En effet, le texte prévoit notamment le stationnement d’avions de combat européens en Pologne (point 9). La réaction de la Pologne a été immédiate : Varsovie a rappelé qu’elle seule décide de telles questions souveraines. Par ailleurs, le plan aborde la question des avoirs russes gelés, dont la majorité se trouve en Europe, principalement en Belgique. La décision concernant leur utilisation revient donc aux Européens qui, d’ailleurs ont beaucoup avancé sur le mécanisme d’utilisation de ces avoirs pour aider l’Ukraine. Or, le plan propose que ces avoirs soient utilisés par les États-Unis pour financer la reconstruction de l’Ukraine et pour créer un fonds d’investissement américano-russe – une proposition inédite qui place l’Europe en perdant.
Enfin, le plan prévoit un accès préférentiel de l’Ukraine au marché européen en tant que candidat à l’UE, alors que cet accès relève exclusivement de la décision des Européens, et non des États-Unis.
Les européens dans leur déclaration commune, ont fait savoir que bien que le plan puisse servir de base à une négociation, il devrait être modifié pour intégrer leurs exigences, ainsi que celle de l’Ukraine – une manière diplomatique de dire non aux Etats-Unis.
Et l’Ukraine face à ce plan honteux – quelle a été sa réaction et quelles démarches a-t-elle entreprises depuis ?
Le président Zelensky a déclaré que l’Ukraine travaillera sur les points de ce plan dans l’objectif d’aboutir à une paix juste et durable – une manière de ne pas rejeter le plan qui est considéré comme une capitulation de l’Ukraine mais aussi de ne pas apparaitre comme celui qui refuse la paix.
Dimanche, des négociations entre les délégations américaine et ukrainienne se sont tenues à Genève.
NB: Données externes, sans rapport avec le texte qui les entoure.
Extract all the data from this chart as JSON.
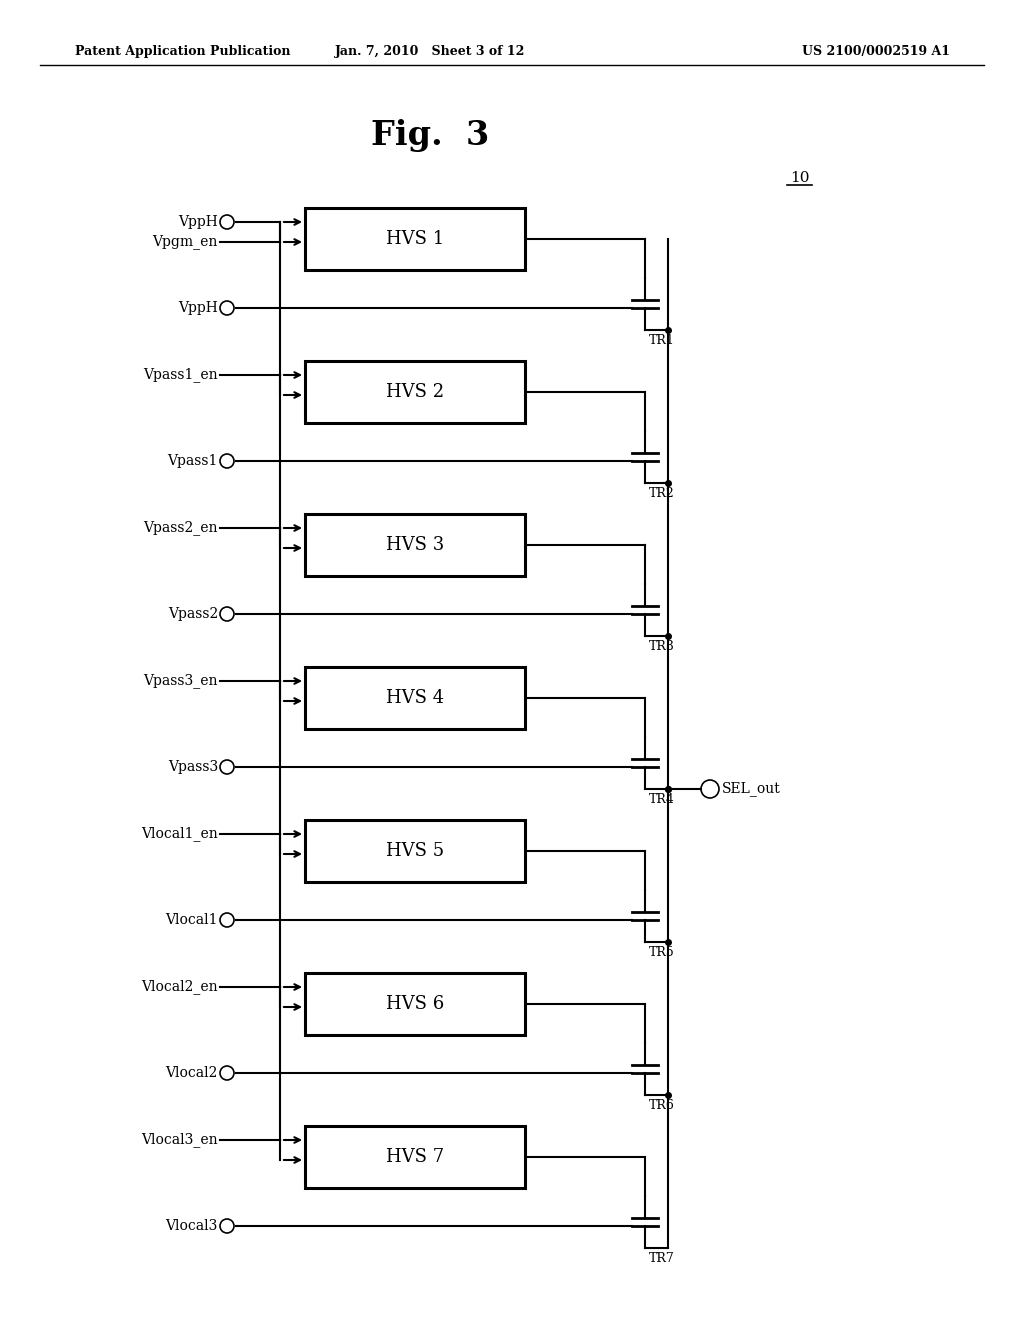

Les européens ont été également présents. Les discussions intenses ont abouti à nouveau projet de plan de paix qui intègre les propositions ukrainiennes et européennes. L’annonce du bureau du président ukrainien note le progrès et souligne que tous les partis partagent que le futur accord respectera la souveraineté de l’Ukraine.
Maintenant, la question est de savoir si la Russie accepte un accord de paix quelconque et si elle est intéressée d’arrêter sa guerre en Ukraine.
Un entretien réalisé par Laurence Aubron.